Rural Affairs Secretary calls for high street coffee chains to source Scottish.
Consumers, industry and government must rally round Scotland's farmers in their time of need, Cabinet Secretary for Rural Affairs, Food and the Environment Richard Lochhead has said.
In a debate in the Scottish Parliament this afternoon, Mr Lochhead revealed he has written to major high street coffee retailers urging them to switch their sourcing policy and commit to using Scottish milk and other produce.
The Cabinet Secretary also updated MSPs on work being done by the Scottish Government to support producers as Scottish agriculture copes with volatile global markets and recent poor weather conditions.
"We must all of us – governments, consumers, and food companies – do what we can to support our farmers and crofters in their hour of need.
"Retailers and the food service sector account for £200 billion of sales in the UK. In the face of very poor weather and low lamb and milk prices, these companies can clearly make a massive difference and must take their responsibilities seriously.
"Scotland's food and drink growth sector is now worth more than £14 billion and I want more of this success to filter down to primary producers and the rest of the supply chain.
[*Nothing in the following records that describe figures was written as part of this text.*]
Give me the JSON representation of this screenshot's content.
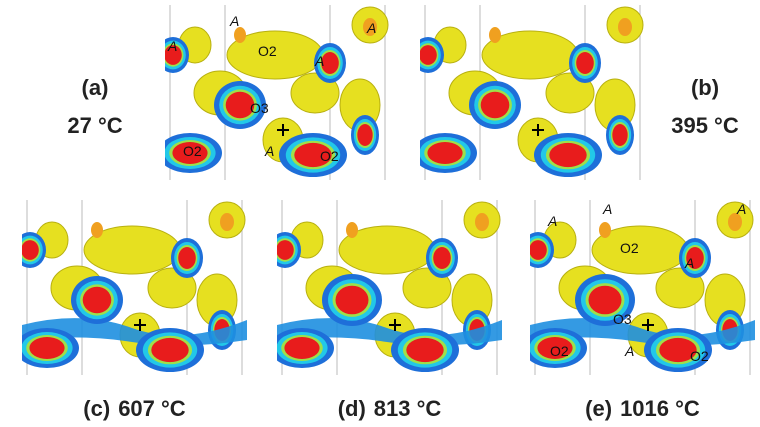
{
  "panels": [
    {
      "label": "(a)",
      "temperature": "27 °C",
      "annotations": [
        "A",
        "A",
        "O2",
        "A",
        "A",
        "O3",
        "A",
        "O2",
        "O2"
      ]
    },
    {
      "label": "(b)",
      "temperature": "395 °C"
    },
    {
      "label": "(c)",
      "temperature": "607 °C"
    },
    {
      "label": "(d)",
      "temperature": "813 °C"
    },
    {
      "label": "(e)",
      "temperature": "1016 °C",
      "annotations": [
        "A",
        "A",
        "A",
        "O2",
        "A",
        "O3",
        "A",
        "O2",
        "O2"
      ]
    }
  ]
}
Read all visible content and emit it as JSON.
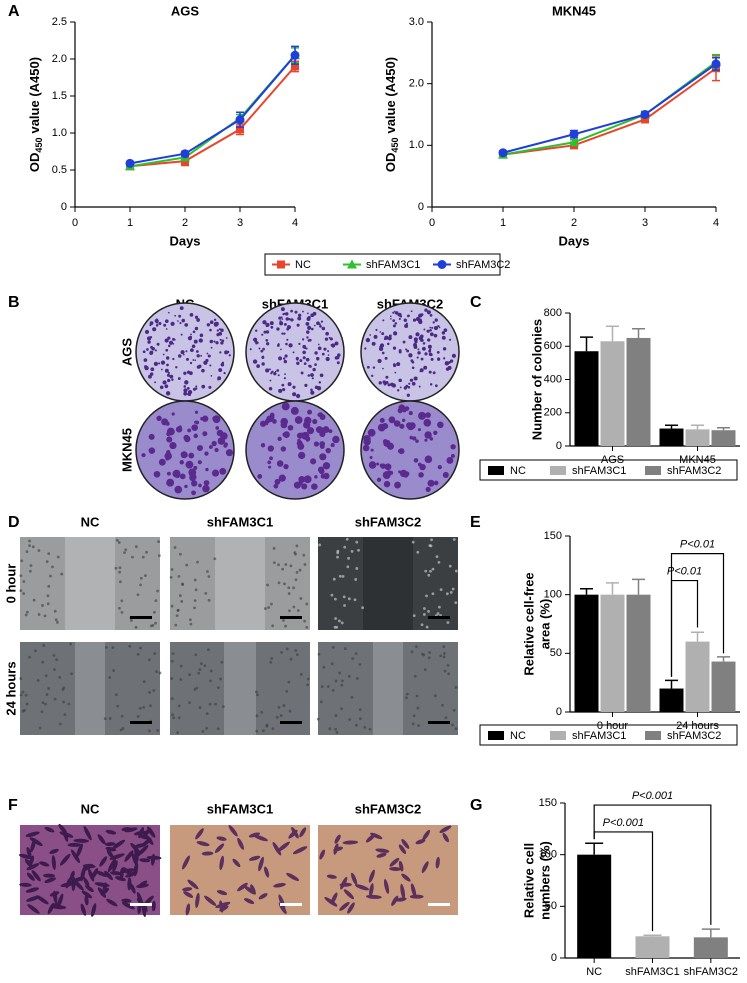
{
  "panel_labels": [
    "A",
    "B",
    "C",
    "D",
    "E",
    "F",
    "G"
  ],
  "chart_data": [
    {
      "type": "line",
      "title": "AGS",
      "xlabel": "Days",
      "ylabel": {
        "text": "OD",
        "subscript": "450",
        "rest": "value (A450)"
      },
      "x": [
        1,
        2,
        3,
        4
      ],
      "xlim": [
        0,
        4
      ],
      "xticks": [
        0,
        1,
        2,
        3,
        4
      ],
      "ylim": [
        0,
        2.5
      ],
      "yticks": [
        0,
        0.5,
        {
          "value": 1,
          "label": "1.0"
        },
        1.5,
        {
          "value": 2,
          "label": "2.0"
        },
        2.5
      ],
      "series": [
        {
          "name": "NC",
          "color": "#e8452c",
          "marker": "square",
          "values": [
            0.55,
            0.62,
            1.05,
            1.9
          ],
          "errors": [
            0.03,
            0.06,
            0.07,
            0.07
          ]
        },
        {
          "name": "shFAM3C1",
          "color": "#2ec02e",
          "marker": "triangle",
          "values": [
            0.55,
            0.67,
            1.2,
            2.05
          ],
          "errors": [
            0.02,
            0.03,
            0.05,
            0.1
          ]
        },
        {
          "name": "shFAM3C2",
          "color": "#1f3fd8",
          "marker": "circle",
          "values": [
            0.59,
            0.72,
            1.18,
            2.05
          ],
          "errors": [
            0.02,
            0.03,
            0.1,
            0.12
          ]
        }
      ],
      "legend": "bottom"
    },
    {
      "type": "line",
      "title": "MKN45",
      "xlabel": "Days",
      "ylabel": {
        "text": "OD",
        "subscript": "450",
        "rest": "value (A450)"
      },
      "x": [
        1,
        2,
        3,
        4
      ],
      "xlim": [
        0,
        4
      ],
      "xticks": [
        0,
        1,
        2,
        3,
        4
      ],
      "ylim": [
        0,
        3
      ],
      "yticks": [
        0,
        {
          "value": 1,
          "label": "1.0"
        },
        {
          "value": 2,
          "label": "2.0"
        },
        {
          "value": 3,
          "label": "3.0"
        }
      ],
      "series": [
        {
          "color": "#e8452c",
          "marker": "square",
          "values": [
            0.85,
            1.0,
            1.42,
            2.25
          ],
          "errors": [
            0.03,
            0.05,
            0.05,
            0.2
          ]
        },
        {
          "color": "#2ec02e",
          "marker": "triangle",
          "values": [
            0.85,
            1.05,
            1.5,
            2.35
          ],
          "errors": [
            0.02,
            0.04,
            0.05,
            0.12
          ]
        },
        {
          "color": "#1f3fd8",
          "marker": "circle",
          "values": [
            0.88,
            1.18,
            1.5,
            2.32
          ],
          "errors": [
            0.03,
            0.06,
            0.04,
            0.1
          ]
        }
      ]
    },
    {
      "type": "bar",
      "ylabel": [
        "Number of colonies"
      ],
      "categories": [
        "AGS",
        "MKN45"
      ],
      "ylim": [
        0,
        800
      ],
      "yticks": [
        0,
        200,
        400,
        600,
        800
      ],
      "series": [
        {
          "name": "NC",
          "color": "#000000",
          "values": [
            570,
            105
          ],
          "errors": [
            85,
            20
          ]
        },
        {
          "name": "shFAM3C1",
          "color": "#b0b0b0",
          "values": [
            630,
            100
          ],
          "errors": [
            90,
            25
          ]
        },
        {
          "name": "shFAM3C2",
          "color": "#808080",
          "values": [
            650,
            95
          ],
          "errors": [
            55,
            15
          ]
        }
      ],
      "legend": "bottom"
    },
    {
      "type": "bar",
      "ylabel": [
        "Relative cell-free",
        "area (%)"
      ],
      "categories": [
        "0 hour",
        "24 hours"
      ],
      "ylim": [
        0,
        150
      ],
      "yticks": [
        0,
        50,
        100,
        150
      ],
      "series": [
        {
          "name": "NC",
          "color": "#000000",
          "values": [
            100,
            20
          ],
          "errors": [
            5,
            7
          ]
        },
        {
          "name": "shFAM3C1",
          "color": "#b0b0b0",
          "values": [
            100,
            60
          ],
          "errors": [
            10,
            8
          ]
        },
        {
          "name": "shFAM3C2",
          "color": "#808080",
          "values": [
            100,
            43
          ],
          "errors": [
            13,
            4
          ]
        }
      ],
      "annotations": [
        "P<0.01",
        "P<0.01"
      ],
      "legend": "bottom"
    },
    {
      "type": "bar",
      "ylabel": [
        "Relative cell",
        "numbers (%)"
      ],
      "categories": [
        "NC",
        "shFAM3C1",
        "shFAM3C2"
      ],
      "ylim": [
        0,
        150
      ],
      "yticks": [
        0,
        50,
        100,
        150
      ],
      "series": [
        {
          "colors": [
            "#000000",
            "#b0b0b0",
            "#808080"
          ],
          "values": [
            100,
            21,
            20
          ],
          "errors": [
            11,
            1,
            8
          ]
        }
      ],
      "annotations": [
        "P<0.001",
        "P<0.001"
      ]
    }
  ],
  "panel_b": {
    "columns": [
      "NC",
      "shFAM3C1",
      "shFAM3C2"
    ],
    "rows": [
      "AGS",
      "MKN45"
    ]
  },
  "panel_d": {
    "columns": [
      "NC",
      "shFAM3C1",
      "shFAM3C2"
    ],
    "rows": [
      "0 hour",
      "24 hours"
    ]
  },
  "panel_f": {
    "columns": [
      "NC",
      "shFAM3C1",
      "shFAM3C2"
    ]
  }
}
"One example is the booming coffee shop sector. One in three Scots visit a coffee shop at least once a week, spending an average of £80,000 a day. Many will be shocked to learn the milk is often not Scottish, especially at a time when dairy farmers are struggling.
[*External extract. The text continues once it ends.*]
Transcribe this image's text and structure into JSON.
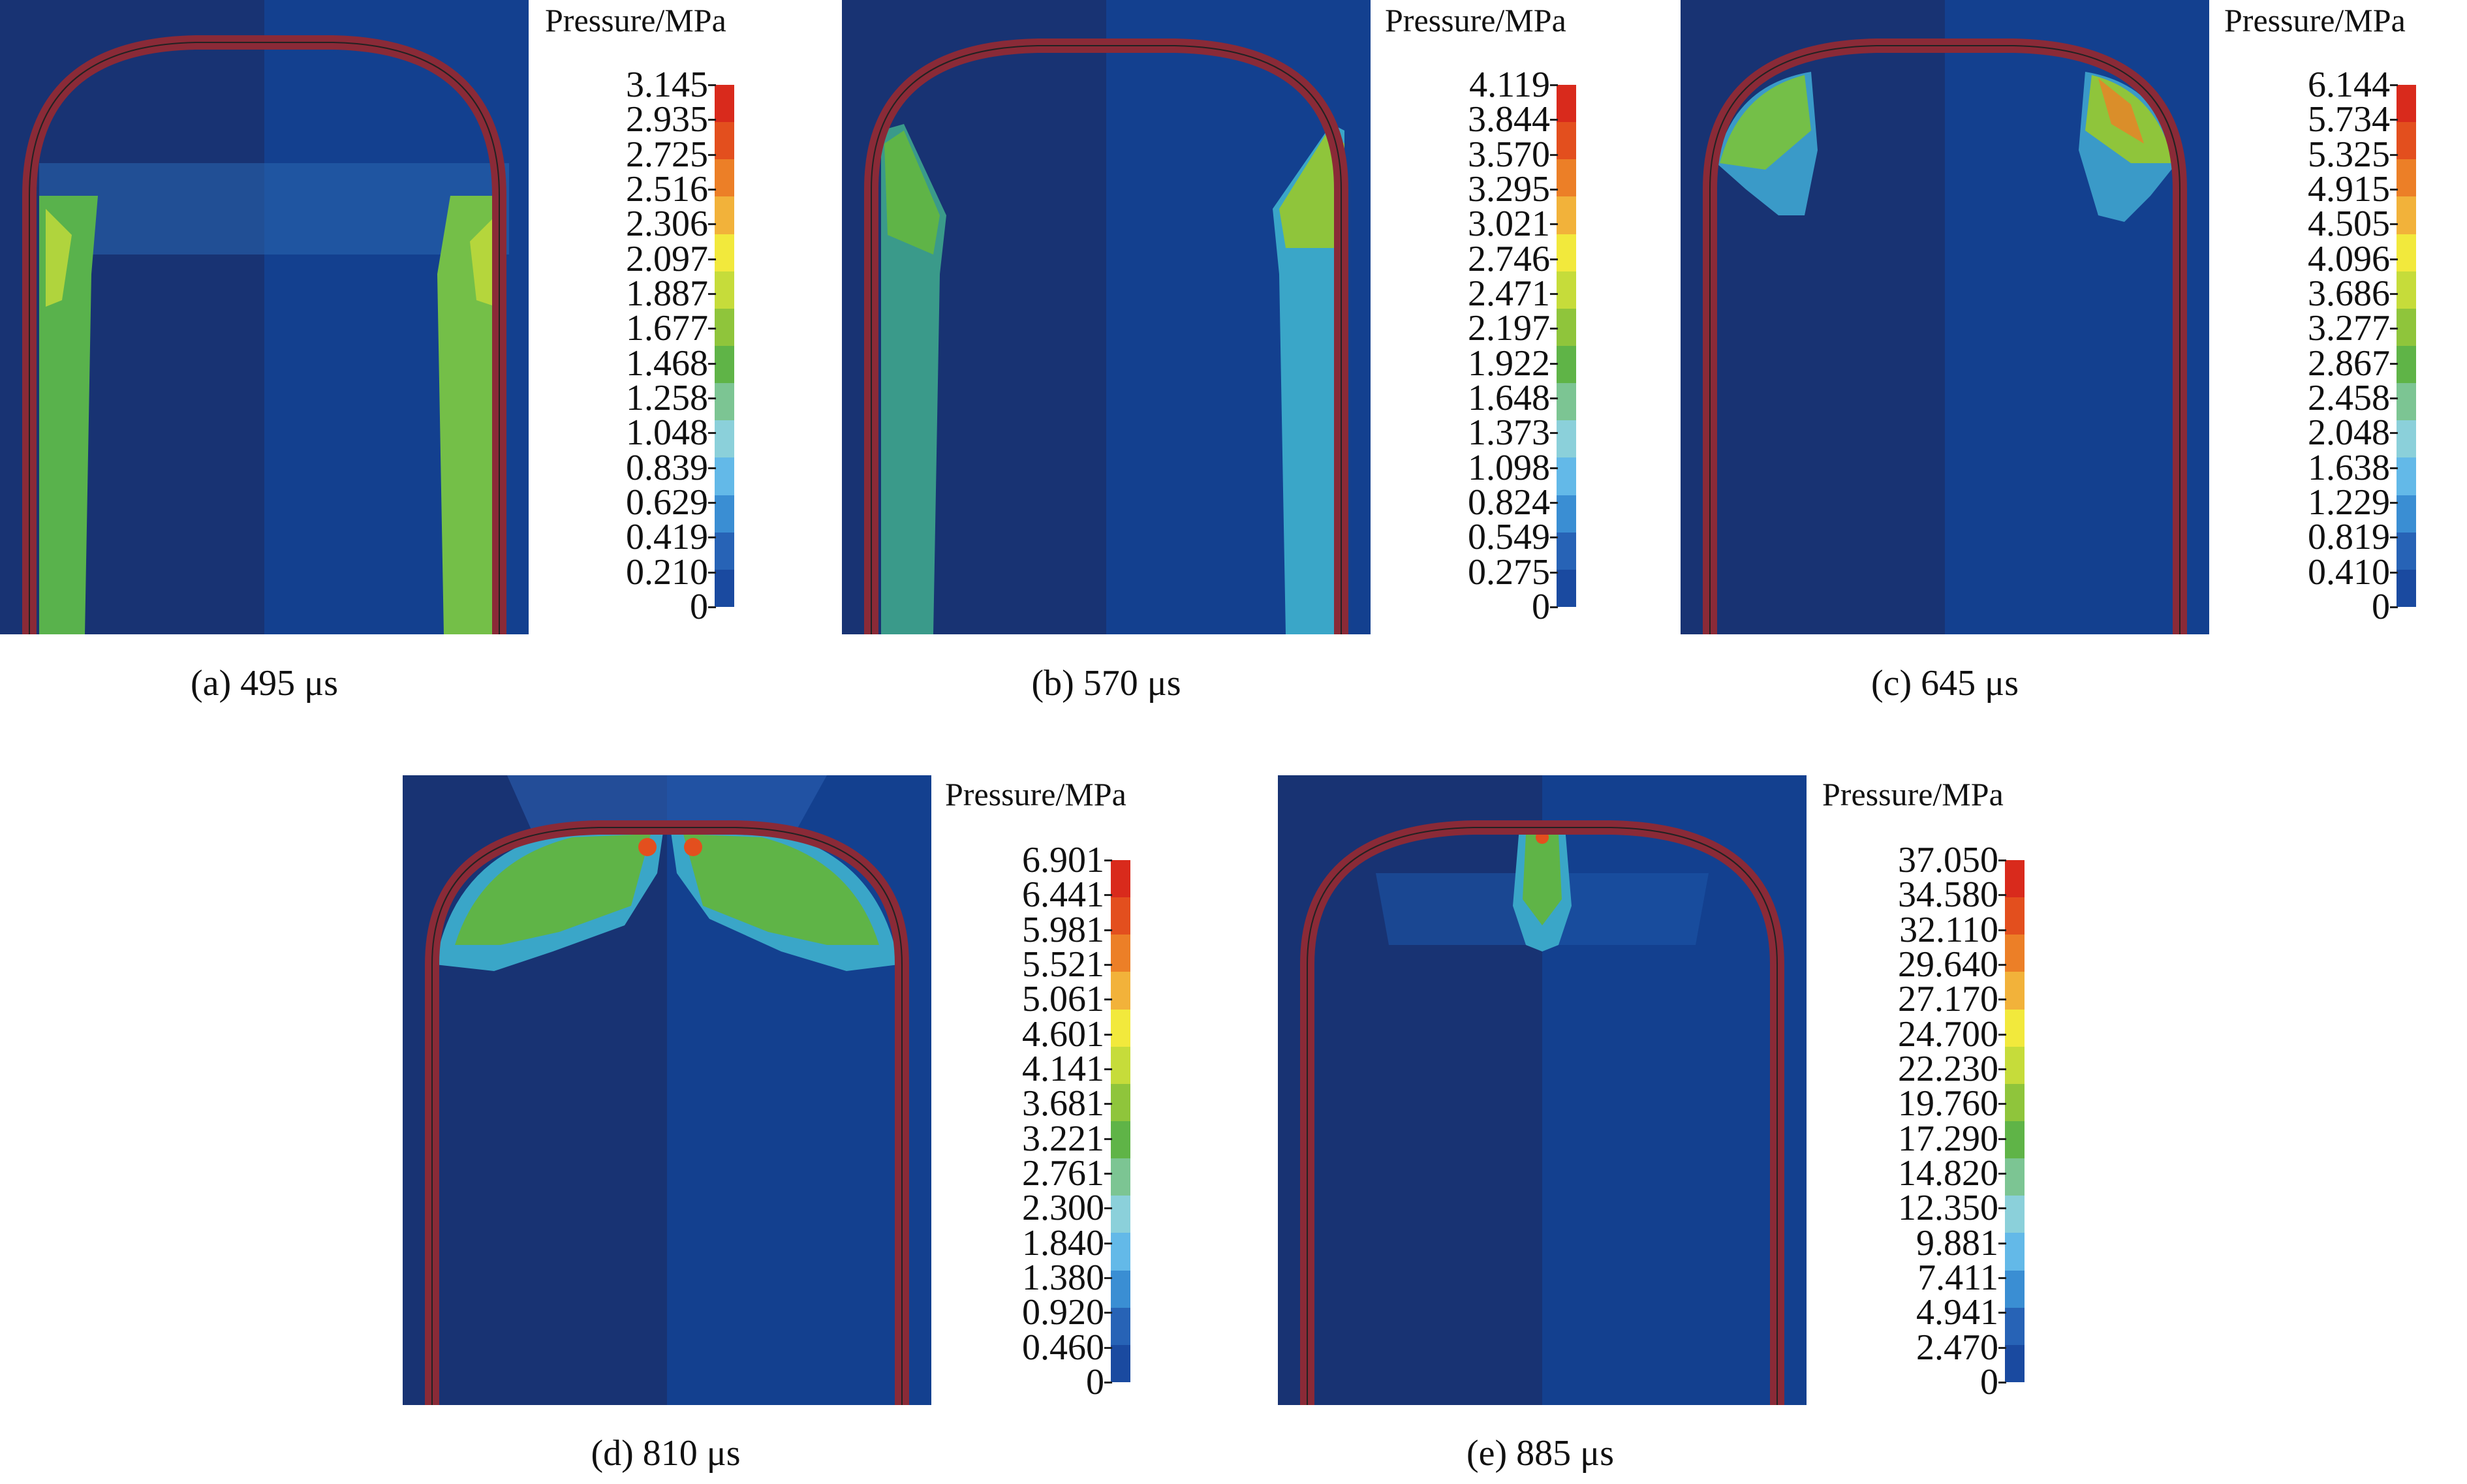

"However there are a few exceptions. Earlier today I visited the Aroma café in Edinburgh's Western General Hospital to recognise that chain's policy of sourcing 100 per cent Scottish milk. The major coffee chains should follow their lead.
"That is why I have written to Costa, Starbucks and other major operators in Scotland asking them to commit to following Aroma's excellent example in line with the Fairer Framework for Farming proposal that I have put to my Ministerial counterparts across the UK."
Mr Lochhead added:
"The Scottish Government is pulling out all the stops to be able to start making Common Agricultural Policy (CAP) direct payments by the end of December.
"We are making good progress, but we have more than 21,000 applications to process and a massive number of administrative checks required in the first year of implementing the complex new CAP regime.
"It is imperative that Scotland receives a fair share of farm funding and I continue to call for an urgent meeting with the Defra Secretary of State to discuss how monies – including EU emergency aid, red meat levies and CAP support - are divided within the UK."
John Wright from NHS Scotland said:
"Aroma Coffee Bars and Rooms across Scotland are committed to sourcing locally produced fresh milk products from advised Nationally procured routes to ensure that fair pricing and consistent quality are achieved across all units. It also makes sure we have full traceability of the milk source right back to the supplier."
Robert Graham, Managing Director of Graham's Family Dairy which supplies Aroma, said:
"As a long-established Scottish dairy business we're deeply committed to our home-grown dairy industry. At every level, from our farmers to our cows, we believe in positive, sustainable investment - that's what helps us to create the very best quality produce. We were therefore delighted to last year be awarded the contract to supply the whole of NHS Scotland with its milk requirements. Local sourcing sustains domestic milk production and processing and so we are very happy to lend our support to this initiative ."
Mr Lochhead has written to Starbucks, Costa, Caffe Nero, Greggs, McDonalds, Burger King, Pret a Manger, Subway, and Debenhams.
The payment window is set by Europe, in legislation, and goes from December 1 to June 30 the following year, however, the Scottish Government is working hard to process these claims and start making payments under the new CAP as early as we can in the payment window.